@Gregory81: Let's be clear, I'm talking here about Cata as the folding (for LINQ to Objects people, think Aggregate) operator for sequences of data, which leaves the IEnumerable<T> world in favor of a value of type R, outside the monad. In this interpretation, it's like unsafePerformIO in Haskell:
- Ana (and return) gets you in. A -> (A -> T) -> (A -> A) -> M<T>
- Bind (and >>=) keeps you in. M<T> -> (T -> M<R>) -> M<R>
- Cata (and unsafePerformIO) get you out. M<T> -> C -> (C -> T -> C) -> C
In our world of Rx and Ix, the monad's "aspect" is about lazy acquisition of data (which could go with lazy computation of the elements in the stream of course). The typing point of view is shown above too. If you make Cata lazy, it will be not the "streaming multiple values" kind of laziness that results; instead, you're deferring the catastrophy that's about to happen to the sequence being folded into a single value. (Exercise: There is a more mild form of aggregation in Rx though, but I wouldn't call the a Cata anymore. Go and find it.)
All the side-effects that are due to iteration of the sequence (till the very end, provided there's even an end to it) will be surfaced at the point this kind of Cata is executed. It's like building LINQ to Objects on IEnumerable<T> by having operators turn their input sequence into a List<T> first (which is a Cata using Add calls), apply things like a filter or a map on the entire in-memory list, and then unfolding it again into a sequence (which is an Ana using the enumerator as the state, MoveNext as a terminating condition and Current as the selector). Well, if the user only wanted the projection of the first element, we definitely did too much work now (and we could get stuck if the sequence is infinite). Laziness was dropped inside the implementation, and the result of that leaks to the users (side-effects, bottoming out on infinite sequences, etc.). In that sense, using a Cata is harmful when used in inappropriate places.

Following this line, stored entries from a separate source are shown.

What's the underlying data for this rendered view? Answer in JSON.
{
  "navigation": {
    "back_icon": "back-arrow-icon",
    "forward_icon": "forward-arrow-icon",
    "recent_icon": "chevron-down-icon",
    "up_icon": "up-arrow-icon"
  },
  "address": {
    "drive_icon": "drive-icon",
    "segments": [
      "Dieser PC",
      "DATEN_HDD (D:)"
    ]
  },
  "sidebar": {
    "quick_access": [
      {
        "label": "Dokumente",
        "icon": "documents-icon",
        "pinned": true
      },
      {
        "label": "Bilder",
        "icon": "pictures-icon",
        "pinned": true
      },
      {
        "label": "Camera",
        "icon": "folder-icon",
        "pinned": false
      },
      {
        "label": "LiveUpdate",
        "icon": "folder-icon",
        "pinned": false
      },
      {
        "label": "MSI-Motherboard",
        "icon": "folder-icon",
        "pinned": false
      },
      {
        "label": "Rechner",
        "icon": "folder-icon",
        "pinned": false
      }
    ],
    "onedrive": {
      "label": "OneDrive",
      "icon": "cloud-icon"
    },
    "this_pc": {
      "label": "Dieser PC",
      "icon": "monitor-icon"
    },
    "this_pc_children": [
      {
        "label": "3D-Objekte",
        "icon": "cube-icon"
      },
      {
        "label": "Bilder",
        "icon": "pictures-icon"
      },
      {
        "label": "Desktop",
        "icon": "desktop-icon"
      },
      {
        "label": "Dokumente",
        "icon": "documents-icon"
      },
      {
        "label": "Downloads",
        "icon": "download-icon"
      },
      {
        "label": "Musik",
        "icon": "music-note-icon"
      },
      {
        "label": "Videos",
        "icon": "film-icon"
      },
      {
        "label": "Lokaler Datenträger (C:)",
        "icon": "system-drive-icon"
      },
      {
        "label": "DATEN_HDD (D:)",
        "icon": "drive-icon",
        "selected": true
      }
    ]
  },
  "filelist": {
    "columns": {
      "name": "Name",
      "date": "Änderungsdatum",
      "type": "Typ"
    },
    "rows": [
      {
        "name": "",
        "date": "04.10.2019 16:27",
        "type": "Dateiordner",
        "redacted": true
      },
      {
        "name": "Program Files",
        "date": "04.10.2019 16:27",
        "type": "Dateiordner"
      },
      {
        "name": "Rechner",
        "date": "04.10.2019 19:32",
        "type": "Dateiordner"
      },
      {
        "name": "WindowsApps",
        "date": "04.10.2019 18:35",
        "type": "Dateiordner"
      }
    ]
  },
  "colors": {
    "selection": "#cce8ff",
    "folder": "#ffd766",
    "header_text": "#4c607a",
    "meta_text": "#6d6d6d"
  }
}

Have a look at Erik's paper titled "Functional Programming with Bananas, Lenses, Envelopes and Barbed Wire" for some interesting insights (warning: Greek letters). Tip: there's more than ana and cata...
A few practical things related to this discussion:
- LINQ to SQL, and IQueryable<T> in general, leaves the monad early for aggregation operators. For example, products.Sum(p => p.Price) returns a decimal on the spot. Laziness is gone. The IEnumerable<T> monad retains laziness in the face of composition of such sequences. Because of this, you can't do something like dividing Sum and Count and have the whole thing executed remotely. Instead, you'll have two roundtrips. This is like "forgetting" about the M in M<T>, hence the unsafePerformIO analogy.
- In Rx, we leave aggregates in the monad. Only First, Last, and Single are permitted to leave the monad (ignoring non-operators such as Subscribe). This way you retain the composition over such sequences, which is where monadic computation shines. For example, you could apply the Timeout operator to computation of an aggregate and unsubscribe before it actually comes with the result.
For what GroupBy is concerned, you're absolutely right about it adding another layer. Keep thinking . Buffer is a different beast indeed - did you already look at the changes we made in the last Rx release? That may give some insightful clues... (Btw, a Channel 9 video on the latest Rx video is still coming up.)